Trump wrote about the parade in his book Think Like a Billionaire: Everything You Need to Know About Success, Real Estate and Life, a rambling, diaristic account of his life when he was shooting the first season of The Apprentice.
“We were finished by 8 p.m. and Melania was making dinner tonight, so we headed upstairs for a relaxing evening at home,” Trump writes in the sole paragraph in the book dedicated to the event. “Tomorrow, after the task assignment I would be the grand marshall in the Salute to Israel Parade on Fifth Avenue, so it would be a busy and exciting day. I’ve always enjoyed parades, and this parade would be a special one.”
Trump’s claim that “many people turned down this honor” is about as true as his claim that it was a dangerous undertaking. Prior to Trump, previous grand marshals had come from the ranks of American and Israeli public officials, particularly those based in New York, for whom attendance is practically mandatory.

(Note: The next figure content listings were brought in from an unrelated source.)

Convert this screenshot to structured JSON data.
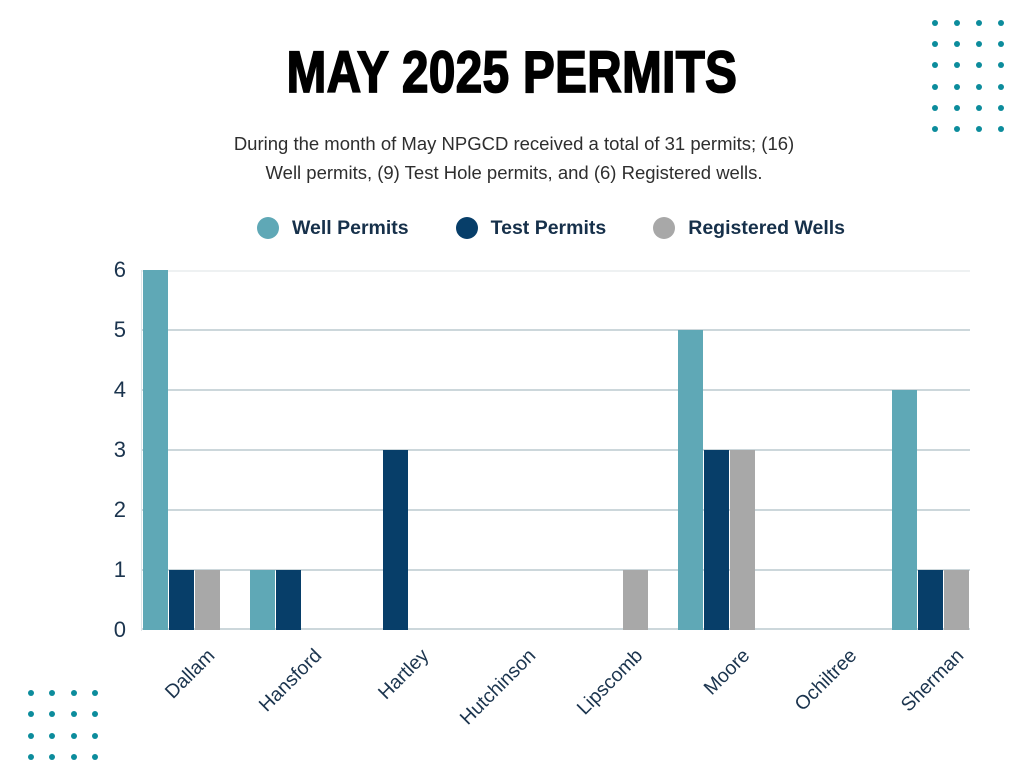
{
  "header": {
    "title": "MAY 2025 PERMITS",
    "subtitle_line1": "During the month of May NPGCD received a total of 31 permits; (16)",
    "subtitle_line2": "Well permits, (9) Test Hole permits, and (6) Registered wells."
  },
  "chart_data": {
    "type": "bar",
    "title": "MAY 2025 PERMITS",
    "categories": [
      "Dallam",
      "Hansford",
      "Hartley",
      "Hutchinson",
      "Lipscomb",
      "Moore",
      "Ochiltree",
      "Sherman"
    ],
    "series": [
      {
        "name": "Well Permits",
        "color": "#5FA8B6",
        "values": [
          6,
          1,
          0,
          0,
          0,
          5,
          0,
          4
        ]
      },
      {
        "name": "Test Permits",
        "color": "#073E69",
        "values": [
          1,
          1,
          3,
          0,
          0,
          3,
          0,
          1
        ]
      },
      {
        "name": "Registered Wells",
        "color": "#A8A8A8",
        "values": [
          1,
          0,
          0,
          0,
          1,
          3,
          0,
          1
        ]
      }
    ],
    "ylim": [
      0,
      6
    ],
    "yticks": [
      0,
      1,
      2,
      3,
      4,
      5,
      6
    ],
    "grid": true,
    "legend_position": "top",
    "xlabel": "",
    "ylabel": ""
  },
  "colors": {
    "accent_teal": "#5FA8B6",
    "accent_navy": "#073E69",
    "accent_gray": "#A8A8A8",
    "dot_decoration": "#0C8C9C",
    "axis_text": "#1B344E",
    "gridline": "#CCD7DB",
    "gridline_top": "#EEF1F2"
  }
}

Chuck Schumer was the 2003 grand marshal. In 2011, it was Yuli-Yoel Edelstein, who did hard labor in a Siberian gulag before rising to the speakership of the Israeli Knesset.
The widespread assumption about the choice of Trump that year was that he secured the plum spot by making a high-dollar donation to the Israel Tribute Committee, which ran the parade. But as has been the case with much of Trump’s charitable giving, his generosity is more imagined than real. Judy Kaufthal, an active Riverdale-based philanthropist and longtime organizer of the parade, said that she did not recall any donations from Trump that year, even though later it would become part of the organizer’s practice to ask the grand marshal for fundraising help to defray the parade’s costs.
Instead, the event’s organizers were simply looking to raise the parade’s profile, and trying to make the event more inclusive by finding someone who was not Jewish to lead it. Kaufthal was brainstorming with Rabbi Joseph Potasnik, the president of the New York Board of Rabbis, who, in addition to serving as chaplain of the New York City Fire and Police Departments and for the New York Press Club, also hosts “Religion on the Line,” an interdenominational call-in show on WABC 770. They went back and forth on a few different names — Jerry Seinfeld’s name came up — when Potasnik suggested Trump.
Back then, Trump was no longer seen as the avatar of Gotham greed as he was in the 1980s and 1990s, nor was he the snarling nativist of today, nor, for that matter, was he yet the grim-faced arbiter of entrepreneurial acumen that he was on The Apprentice.
“I remember, he looked up at me and said, ‘How would you like it if I got you Donald Trump?’” Kaufthal recalled. “I mean, talk about someone exciting. Everyone was pretty pleased.”
Potasnik contacted Howard Lorber, the chairman of Douglas Elliman and one of the few New York real-estate tycoons friendly with the reality-TV star. Lorber proposed the idea to Trump — the two marched together at one point — and Trump quickly accepted.
“It wasn’t like we asked ten people first who said, ‘No, I’m too afraid to do it,’” Kaufthal said, adding that they moved around the start time of the march in order to accommodate Trump’s television schedule. “He was very gracious and very charming.”
“Judy and some others came to see me in my office,” Potasnik recalls. “They wanted to elevate the profile of the parade, they wanted to heighten the attention so that more people would come. We said, ‘Who is the person who can be grand marshal who will generate that kind of enthusiastic response?’ He was just a popular figure. There was no political consideration. It was strictly a matter of finding a celebrity.”
Twelve years ago, Kaufthal, Potasnik, and the rest of the parade organizers would never have imagined that Trump would be using the experience as a talking point in a populist presidential campaign. But none seemed to view the decision as a mistake.
“I don’t think you could put the word regret on it,” said Engelmayer. “Has he said or done anything as far as Israel, or as far as the parade is concerned that would make you regret? I don’t think so. It’s not like we asked a young Adolf Hitler to be the grand marshal.”
Trump, after all, was a major New York City personality, someone with business ties to the Jewish state and whom the Jewish community in town counted as one of their supporters. That he now uses the parade as proof not just of his support for Israel but as proof of his foreign-policy bona fides, that’s just politics.
“If Hillary Clinton, who was secretary of State, said that marching in the Celebrate Israel parade was a reason to support her for president, that would be a problem. I mean, Trump will use whatever leverage he can get right now. There is nothing else he has done,” Engelmayer added.
And given that the whole idea of asking Trump to lead the parade was to garner attention — well, that plan succeeded beyond anyone’s wildest dreams.
“The first time he said it, I just couldn’t believe it,” said Kaufthal. “Selfishly, truthfully, the parade has in the end gotten a lot of publicity this year thanks to Trump.”